President Yoweri Museveni’s time in power has been marked by a widening disparity between residents of northern and, to a lesser extent, eastern Uganda and those that live in central and western parts of the country; areas from which Museveni draws the bulk of his political support.
While significant strides have been made in reducing those living in poverty – between 1993 and 2013 the percentage of Ugandans living below the poverty lined dropped from almost 60 percent to 19 percent – in that same period the distribution has changed significantly.
From a fairly equal spread across the four main regions in the early 1990s, in 2013 almost half of those in poverty lived in the north, with west and central areas comprising less than 20 percent of the total. Rising levels of individual inequality are being replicated between regions.
Unquestionably the development of the northern region was stymied by conflict. Fighting between Ugandan forces and Joseph Kony’s Lord’s Resistance Army spanned almost two decades (1987-2006). At its peak more than one million Ugandans were displaced in what was described as the “most neglected crisis in the world”.

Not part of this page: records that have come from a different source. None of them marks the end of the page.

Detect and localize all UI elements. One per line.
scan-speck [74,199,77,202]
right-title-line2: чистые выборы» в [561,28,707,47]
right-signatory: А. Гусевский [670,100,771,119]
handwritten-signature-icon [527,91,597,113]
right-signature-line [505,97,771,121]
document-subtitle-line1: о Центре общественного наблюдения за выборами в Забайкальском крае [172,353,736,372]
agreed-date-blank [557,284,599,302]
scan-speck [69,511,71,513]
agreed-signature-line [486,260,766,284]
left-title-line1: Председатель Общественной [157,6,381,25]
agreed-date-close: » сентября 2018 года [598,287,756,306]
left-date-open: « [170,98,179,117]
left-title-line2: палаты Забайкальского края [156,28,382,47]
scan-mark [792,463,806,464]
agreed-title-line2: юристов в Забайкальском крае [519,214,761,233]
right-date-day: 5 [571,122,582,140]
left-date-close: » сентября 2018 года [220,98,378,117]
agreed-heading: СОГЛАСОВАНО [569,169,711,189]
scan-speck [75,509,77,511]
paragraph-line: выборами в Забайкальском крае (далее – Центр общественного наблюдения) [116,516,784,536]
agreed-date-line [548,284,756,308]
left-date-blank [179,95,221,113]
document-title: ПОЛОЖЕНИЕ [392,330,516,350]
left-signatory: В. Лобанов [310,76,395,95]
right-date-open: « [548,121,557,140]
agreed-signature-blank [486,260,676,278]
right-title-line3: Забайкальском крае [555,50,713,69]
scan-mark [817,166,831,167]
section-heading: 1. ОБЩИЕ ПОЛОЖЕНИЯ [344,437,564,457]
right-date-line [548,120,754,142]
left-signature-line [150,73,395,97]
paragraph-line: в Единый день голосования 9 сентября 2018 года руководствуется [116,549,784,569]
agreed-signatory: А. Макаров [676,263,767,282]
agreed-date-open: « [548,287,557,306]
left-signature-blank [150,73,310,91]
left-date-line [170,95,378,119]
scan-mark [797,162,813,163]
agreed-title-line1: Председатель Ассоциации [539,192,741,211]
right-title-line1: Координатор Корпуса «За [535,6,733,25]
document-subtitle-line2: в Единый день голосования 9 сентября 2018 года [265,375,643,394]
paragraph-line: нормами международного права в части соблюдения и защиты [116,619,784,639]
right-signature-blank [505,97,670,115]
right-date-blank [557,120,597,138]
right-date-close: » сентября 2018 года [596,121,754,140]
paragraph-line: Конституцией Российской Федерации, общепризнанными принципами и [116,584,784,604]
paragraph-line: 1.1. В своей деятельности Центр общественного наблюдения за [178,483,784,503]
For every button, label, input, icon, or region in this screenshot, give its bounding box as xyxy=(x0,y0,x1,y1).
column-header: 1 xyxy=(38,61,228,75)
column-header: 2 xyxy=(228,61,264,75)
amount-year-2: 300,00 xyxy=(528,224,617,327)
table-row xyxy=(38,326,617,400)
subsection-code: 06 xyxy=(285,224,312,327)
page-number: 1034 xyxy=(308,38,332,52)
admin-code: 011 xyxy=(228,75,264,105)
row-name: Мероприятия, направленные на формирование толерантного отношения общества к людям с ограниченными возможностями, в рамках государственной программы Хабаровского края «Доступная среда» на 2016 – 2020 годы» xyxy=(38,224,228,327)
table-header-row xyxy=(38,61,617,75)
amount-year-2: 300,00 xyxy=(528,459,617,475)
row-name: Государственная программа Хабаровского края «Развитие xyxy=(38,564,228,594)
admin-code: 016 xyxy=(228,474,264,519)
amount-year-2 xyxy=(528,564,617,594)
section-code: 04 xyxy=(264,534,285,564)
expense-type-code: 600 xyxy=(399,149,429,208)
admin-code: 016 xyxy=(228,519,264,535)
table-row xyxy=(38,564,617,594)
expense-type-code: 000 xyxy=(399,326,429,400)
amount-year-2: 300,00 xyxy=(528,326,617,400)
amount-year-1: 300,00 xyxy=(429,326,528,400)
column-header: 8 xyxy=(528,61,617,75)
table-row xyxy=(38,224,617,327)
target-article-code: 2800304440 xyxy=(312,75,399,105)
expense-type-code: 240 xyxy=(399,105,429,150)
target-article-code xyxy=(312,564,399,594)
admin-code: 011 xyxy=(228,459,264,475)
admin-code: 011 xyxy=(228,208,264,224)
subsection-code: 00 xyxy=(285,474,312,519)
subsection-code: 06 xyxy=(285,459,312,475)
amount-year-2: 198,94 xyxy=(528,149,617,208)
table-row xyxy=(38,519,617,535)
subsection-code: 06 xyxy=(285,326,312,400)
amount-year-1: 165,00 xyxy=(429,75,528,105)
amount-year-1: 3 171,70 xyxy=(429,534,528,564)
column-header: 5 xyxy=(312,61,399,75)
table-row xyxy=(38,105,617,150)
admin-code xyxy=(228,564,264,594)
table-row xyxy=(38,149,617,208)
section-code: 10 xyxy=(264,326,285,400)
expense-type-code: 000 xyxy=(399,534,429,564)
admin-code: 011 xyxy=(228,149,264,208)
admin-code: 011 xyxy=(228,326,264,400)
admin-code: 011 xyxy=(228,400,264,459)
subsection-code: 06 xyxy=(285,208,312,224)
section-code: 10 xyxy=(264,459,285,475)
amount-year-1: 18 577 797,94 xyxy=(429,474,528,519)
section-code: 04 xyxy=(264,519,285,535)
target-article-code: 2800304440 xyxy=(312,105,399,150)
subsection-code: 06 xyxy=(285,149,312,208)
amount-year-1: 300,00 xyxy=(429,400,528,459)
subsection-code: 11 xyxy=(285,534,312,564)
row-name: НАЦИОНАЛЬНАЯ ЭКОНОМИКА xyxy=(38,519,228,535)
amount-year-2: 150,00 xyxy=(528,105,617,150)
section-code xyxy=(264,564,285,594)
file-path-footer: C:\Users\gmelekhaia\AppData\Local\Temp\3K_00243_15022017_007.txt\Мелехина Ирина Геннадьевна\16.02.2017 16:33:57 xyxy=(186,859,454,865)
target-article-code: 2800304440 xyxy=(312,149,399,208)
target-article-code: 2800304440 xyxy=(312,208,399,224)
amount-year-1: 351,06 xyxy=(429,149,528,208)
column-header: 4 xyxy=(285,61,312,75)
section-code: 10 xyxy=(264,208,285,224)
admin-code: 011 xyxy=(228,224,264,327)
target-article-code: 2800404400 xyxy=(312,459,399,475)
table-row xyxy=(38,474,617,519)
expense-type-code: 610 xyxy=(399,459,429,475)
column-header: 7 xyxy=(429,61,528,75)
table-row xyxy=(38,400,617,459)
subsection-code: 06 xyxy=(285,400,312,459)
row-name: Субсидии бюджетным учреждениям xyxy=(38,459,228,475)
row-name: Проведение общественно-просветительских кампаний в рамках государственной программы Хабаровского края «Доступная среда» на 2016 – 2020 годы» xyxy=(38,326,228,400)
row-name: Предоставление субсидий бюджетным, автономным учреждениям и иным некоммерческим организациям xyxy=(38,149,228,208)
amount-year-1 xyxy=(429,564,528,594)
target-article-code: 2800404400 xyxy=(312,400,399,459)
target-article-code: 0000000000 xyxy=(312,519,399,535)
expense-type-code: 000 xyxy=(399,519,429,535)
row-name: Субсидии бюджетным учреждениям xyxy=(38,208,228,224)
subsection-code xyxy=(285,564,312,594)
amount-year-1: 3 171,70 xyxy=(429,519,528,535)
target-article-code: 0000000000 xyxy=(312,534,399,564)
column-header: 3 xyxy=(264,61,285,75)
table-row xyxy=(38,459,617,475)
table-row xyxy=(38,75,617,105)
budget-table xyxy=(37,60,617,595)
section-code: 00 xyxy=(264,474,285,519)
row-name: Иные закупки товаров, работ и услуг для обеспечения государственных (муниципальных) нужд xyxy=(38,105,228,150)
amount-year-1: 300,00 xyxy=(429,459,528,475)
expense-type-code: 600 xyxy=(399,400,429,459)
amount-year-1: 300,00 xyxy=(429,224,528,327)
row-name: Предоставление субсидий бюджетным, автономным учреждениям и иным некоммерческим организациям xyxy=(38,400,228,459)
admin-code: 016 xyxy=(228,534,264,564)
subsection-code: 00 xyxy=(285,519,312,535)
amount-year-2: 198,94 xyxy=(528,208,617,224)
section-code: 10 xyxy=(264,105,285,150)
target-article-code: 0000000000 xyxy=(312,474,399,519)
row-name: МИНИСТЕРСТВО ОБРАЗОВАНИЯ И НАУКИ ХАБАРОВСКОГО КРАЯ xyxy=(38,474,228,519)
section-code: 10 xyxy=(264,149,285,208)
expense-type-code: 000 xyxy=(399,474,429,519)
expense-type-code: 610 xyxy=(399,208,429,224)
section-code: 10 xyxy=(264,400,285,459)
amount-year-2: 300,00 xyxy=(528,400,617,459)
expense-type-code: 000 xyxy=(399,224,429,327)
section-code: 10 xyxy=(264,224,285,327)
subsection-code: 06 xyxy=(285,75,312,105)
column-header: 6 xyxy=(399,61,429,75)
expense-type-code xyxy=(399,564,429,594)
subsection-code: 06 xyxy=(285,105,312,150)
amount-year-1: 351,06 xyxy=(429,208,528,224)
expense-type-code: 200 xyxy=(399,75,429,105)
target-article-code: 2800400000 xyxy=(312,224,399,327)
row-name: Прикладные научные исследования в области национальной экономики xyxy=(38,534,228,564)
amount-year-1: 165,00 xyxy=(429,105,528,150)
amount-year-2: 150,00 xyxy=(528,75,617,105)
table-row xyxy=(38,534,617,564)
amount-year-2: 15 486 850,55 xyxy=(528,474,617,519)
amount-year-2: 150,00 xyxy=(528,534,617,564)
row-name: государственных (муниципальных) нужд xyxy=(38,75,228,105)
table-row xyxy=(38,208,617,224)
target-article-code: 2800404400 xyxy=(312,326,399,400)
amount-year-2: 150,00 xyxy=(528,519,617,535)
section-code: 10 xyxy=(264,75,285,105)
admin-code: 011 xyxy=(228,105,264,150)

But the conflict itself, and its aftermath, produced tensions and divisions between citizens in the north and the government, whose forces were accused of carrying out abuses against civilianswhen they were supposed to be protecting them. These accusations have not been investigated by the International Criminal Court (which has focused instead on the LRA) or national courts.
In the decade since the end of the conflict, efforts to rebuild infrastructure, improve basic services, and to encourage reconciliation have been outlined in a series of Peace, Recovery and Development Plans.
Now into its third iteration, progress made on improving physical infrastructure is visible but question marks remain over the government’s ability to deliver the “soft” components: schools and hospitals often lack the staff and equipment to function effectively and the “peacebuilding” element has been underfunded and gradually pushed aside.